The following is a post I published elsewhere in a previous version of my blog, on 28 March 2009.

Dear Professor Zadeh,

This piece is intended as a comment on recent posts about probability theory to the BISC mailing list, in reaction to your initial post of 18 March 2009, called `What is probability?’. You clarified and revised the text a bit in your message of 25 March 2009.

You and I have argued, both in private and in public, about the issues raised there a few times before. Since I have never really summed up my point of view to you, I thought this might be a good opportunity.

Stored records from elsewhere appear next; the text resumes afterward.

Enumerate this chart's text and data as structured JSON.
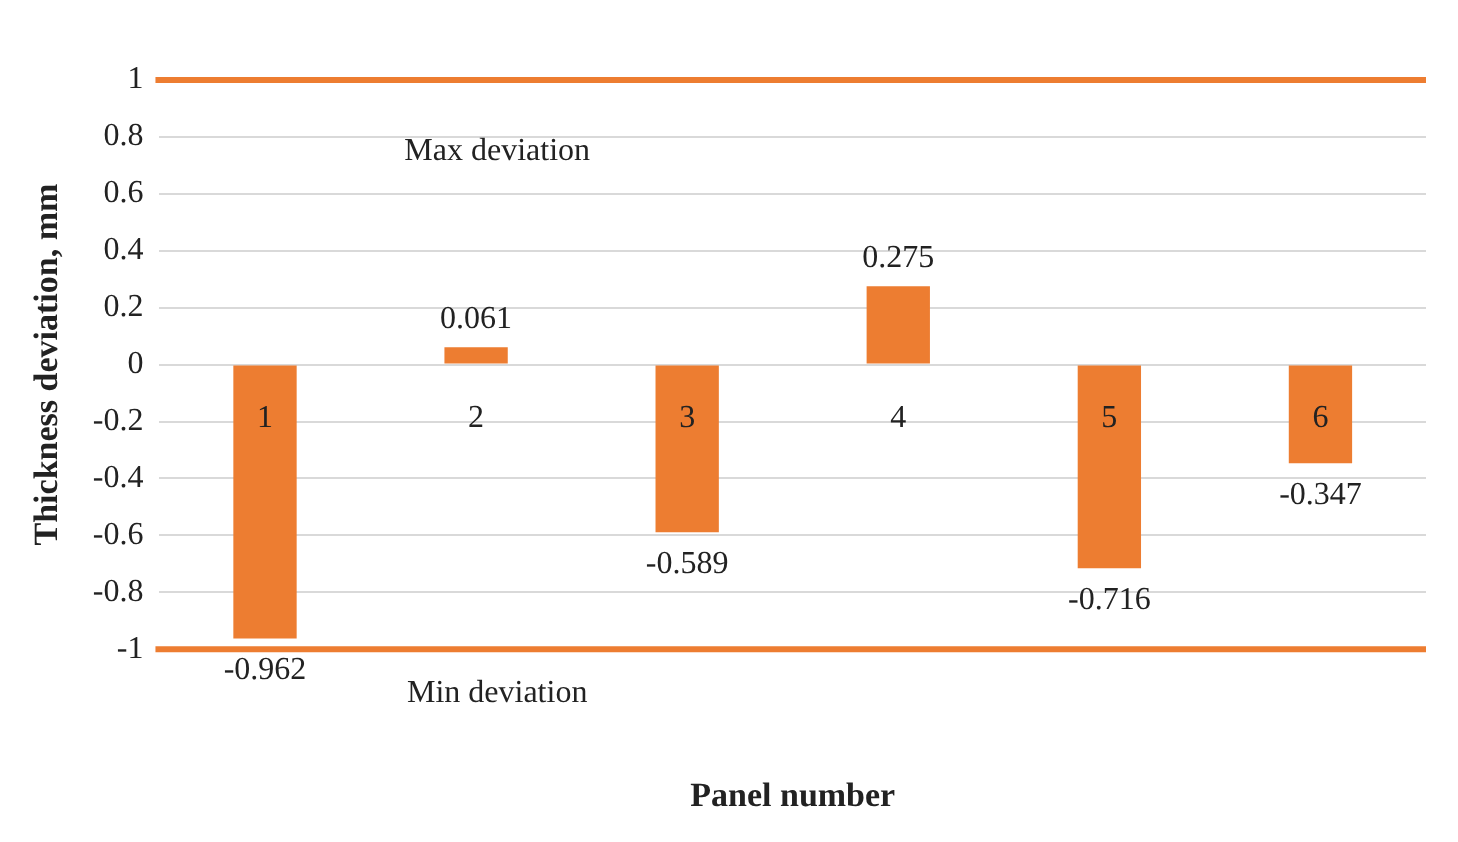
{
  "chart_data": {
    "type": "bar",
    "xlabel": "Panel number",
    "ylabel": "Thickness deviation, mm",
    "categories": [
      "1",
      "2",
      "3",
      "4",
      "5",
      "6"
    ],
    "values": [
      -0.962,
      0.061,
      -0.589,
      0.275,
      -0.716,
      -0.347
    ],
    "color": "#ed7d31",
    "ylim": [
      -1,
      1
    ],
    "yticks": [
      -1,
      -0.8,
      -0.6,
      -0.4,
      -0.2,
      0,
      0.2,
      0.4,
      0.6,
      0.8,
      1
    ],
    "grid": "y",
    "data_labels": true,
    "ref_lines": [
      {
        "axis": "y",
        "value": 1,
        "label": "Max deviation",
        "color": "#ed7d31"
      },
      {
        "axis": "y",
        "value": -1,
        "label": "Min deviation",
        "color": "#ed7d31"
      }
    ]
  }
}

If I try to reduce what you say in your message to its bare essentials, I come up with the following:

Consider (some person’s assessment of) the probability of an event. Then, first of all, this probability need not be a precise number, and we need a theory to deal with this. And, secondly, probability theory has always considered events to belong to the realm of two-valued logic: they either occur or they don’t, tertium non datur. And, so you argue, we need to be able to deal with what you call fuzzy events, which may occur to some degree.

The work that many people, including me, have been doing in what I shall call Imprecise Probabilities for want of a commonly accepted name (see Peter Walley’s book [5] for a good starting point, SIPTA may also be of interest) is related to the first observation: probability need not be a precise number. I shall try and deal with this first, before turning to your second point, probabilities of fuzzy events.